Außer der genannten Anlaufstelle stellten die Behörden einige Dixiklos zur Verfügung; einmal täglich gab es einen Bustransfer zu Duschen; weiterhin einen Bustransfer zu Aufnahmezentren außerhalb der Region. Diese stehen im Mittelpunkt der staatlichen Politik, die den Zugang zu humanitären Standards und rechtlichen Verfahren an das Verlassen des Grenzraumes koppelt. Eine in den vergangenen Jahren bestehende Winterunterkunft für Frostnächte wurde im Winter 2019/20 nicht wieder eingerichtet. Mit 900 bis 1000 Personen ist die Anzahl der Migrant_innen im Winter auf den höchsten Wert seit 2016/17 gestiegen. Die Zahl der Neuankömmlinge ist hoch. Gleichzeitig, so hörten wir, weichen viele an Orte des Hinterlandes oder weiter ins Landesinnere aus, kämen jedoch meist rasch zurück, wenn es dort keine Unterstützungsstrukturen wie in Calais gäbe.

Exemplarisch für die Lage im Jungle ist ein Gespräch, das wir mit vier jungen äthiopischen Männern führten. Diese hatten zuvor in Hessen, Bayern bzw. der Schweiz gelebt. Einer der Männer war bereits seit dem 3. August 2019 im Jungle. Die Polizei, so berichteten sie übereinstimmend mit den Dokumentationen der Human Rights Obervers und anderer Beobachter_innen, setze häufig Tränengas ein, wodurch viele Augenkrankheiten hätten. Er selbst kenne an die 100 Betroffene. Die Polizei nehme auch im Winter morgens Schlafsäcke und Decken weg. Sie schlüge die Leute manchmal mit Schlagstöcken. Unser Gesprächspartner nahm an, dass Schlagstöcke mit Metallkern im Einsatz seien, was die schon häufiger dokumentierten Fälle von Knochenbrüchen nach dem Schlagstockeinsatz erklären würde. Ein großes Problem sei, dass „sie einen nicht schlafen lassen“. Unser Gesprächspartner wies darauf hin, dass im Jungle auch Kinder und ältere Personen lebten, zudem viele Kranke, was auch für uns völlig offensichtlich war. Viele hätten psychische Probleme oder tränken Alkohol, insgesamt, so schätzte er, beträfe dies etwa die Hälfte. Auch dies, eine Art Kirre-Sein und eine allgemeine, dadurch bedingte Anspannung, war für uns unmittelbar erkennbar. Wegen der Räumungen wisse niemand, wie es weitergehe. „Mal heißt es so, mal so“. Von hier über die Grenze zu kommen, sei so gut wie unmöglich.
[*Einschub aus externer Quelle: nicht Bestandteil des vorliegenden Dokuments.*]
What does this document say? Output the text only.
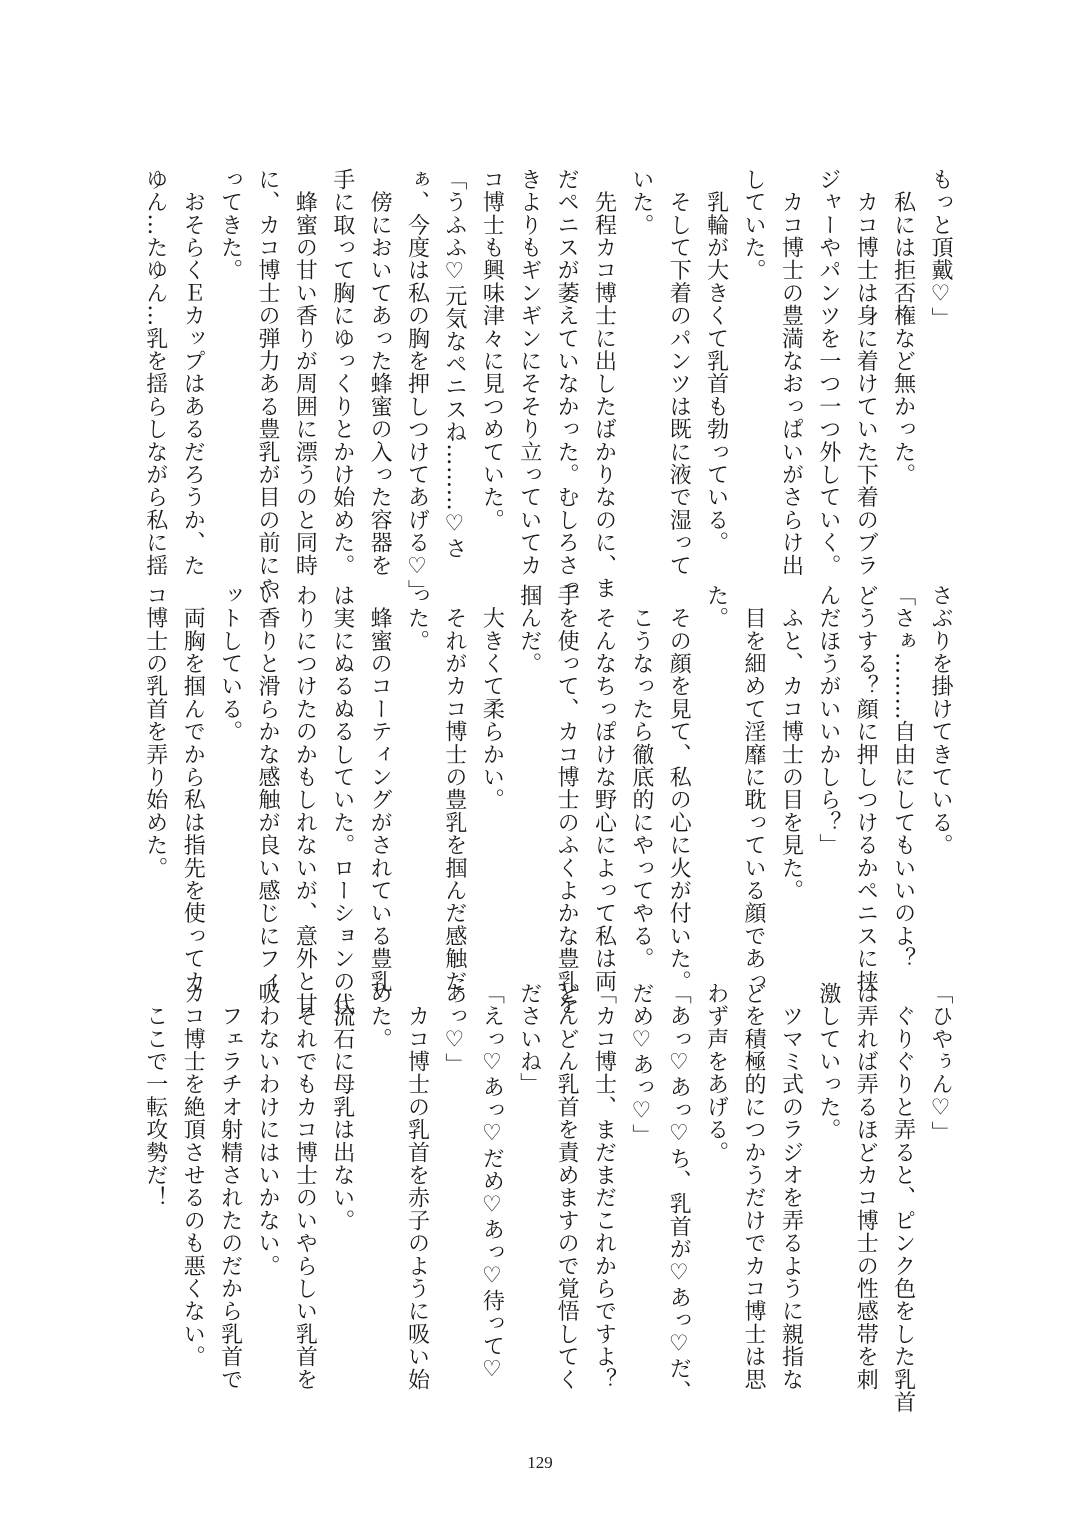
もっと頂戴♡」
　私には拒否権など無かった。
　カコ博士は身に着けていた下着のブラ
ジャーやパンツを一つ一つ外していく。
　カコ博士の豊満なおっぱいがさらけ出
していた。
　乳輪が大きくて乳首も勃っている。
　そして下着のパンツは既に液で湿って
いた。
　先程カコ博士に出したばかりなのに、ま
だペニスが萎えていなかった。むしろさっ
きよりもギンギンにそそり立っていてカ
コ博士も興味津々に見つめていた。
「うふふ♡元気なペニスね………♡さ
ぁ、今度は私の胸を押しつけてあげる♡」
　傍においてあった蜂蜜の入った容器を
手に取って胸にゆっくりとかけ始めた。
　蜂蜜の甘い香りが周囲に漂うのと同時
に、カコ博士の弾力ある豊乳が目の前にや
ってきた。
　おそらくＥカップはあるだろうか、た
ゆん…たゆん…乳を揺らしながら私に揺
さぶりを掛けてきている。
「さぁ………自由にしてもいいのよ？
どうする？顔に押しつけるかペニスに挟
んだほうがいいかしら？」
　ふと、カコ博士の目を見た。
　目を細めて淫靡に耽っている顔であっ
た。
　その顔を見て、私の心に火が付いた。
　こうなったら徹底的にやってやる。
　そんなちっぽけな野心によって私は両
手を使って、カコ博士のふくよかな豊乳を
掴んだ。
　大きくて柔らかい。
　それがカコ博士の豊乳を掴んだ感触だ
った。
　蜂蜜のコーティングがされている豊乳
は実にぬるぬるしていた。ローションの代
わりにつけたのかもしれないが、意外と甘
い香りと滑らかな感触が良い感じにフィ
ットしている。
　両胸を掴んでから私は指先を使ってカ
コ博士の乳首を弄り始めた。
「ひやぅん♡」
　ぐりぐりと弄ると、ピンク色をした乳首
は弄れば弄るほどカコ博士の性感帯を刺
激していった。
　ツマミ式のラジオを弄るように親指な
どを積極的につかうだけでカコ博士は思
わず声をあげる。
「あっ♡あっ♡ち、乳首が♡あっ♡だ、
だめ♡あっ♡」
「カコ博士、まだまだこれからですよ？
どんどん乳首を責めますので覚悟してく
ださいね」
「えっ♡あっ♡だめ♡あっ♡待って♡
あっ♡」
　カコ博士の乳首を赤子のように吸い始
めた。
　流石に母乳は出ない。
　それでもカコ博士のいやらしい乳首を
吸わないわけにはいかない。
　フェラチオ射精されたのだから乳首で
カコ博士を絶頂させるのも悪くない。
　ここで一転攻勢だ！
129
Während des Gesprächs zeichnete ein Junge aus der Gruppe mit einem Fläschchen Nagellack eine Aussage auf einen Bordstein. Es war, wo in meiner Interpretation als Fremder, ein Akt intellektueller und ästhetischer Selbstbehauptung. Knowledge is getting a friend.

Während unseres Besuchs fürchteten sowohl die Helfer_innen als auch die Bewohner_innen des Jungle den angekündigten Sturm Chiara, in Deutschland bekannt Sabine, dem weitere schwere Stürme in der Kanalregion folgen sollten. Videos zeigten die Wirkung auf ein Zeltcamps auf Asphalt, der keine Verspannung der Zelte am Boden zuließ.

Mit Blick auf die jetzt aktuelle Corona-Pandemie lässt sich sagen, dass die Bedingungen im Jungle und die Routinen, mit denen sie im Wortsinne täglich reproduziert werden, die Anfälligkeit der Menschen für Infektionen multiplizieren. Am Vorabend der Seuche begegneten wir in Calais einer bereits von physischer und psychischer Krankheit und Verletzung geprägten Gruppe, die zum größten Teil aus den politisch geschaffenen Bedingungen und der ausgeübten Gewalt resultierten und die gegenüber der „normalen“ Außenwelt wie Tiere in einem Gehege durch einen Zaun getrennt wurde.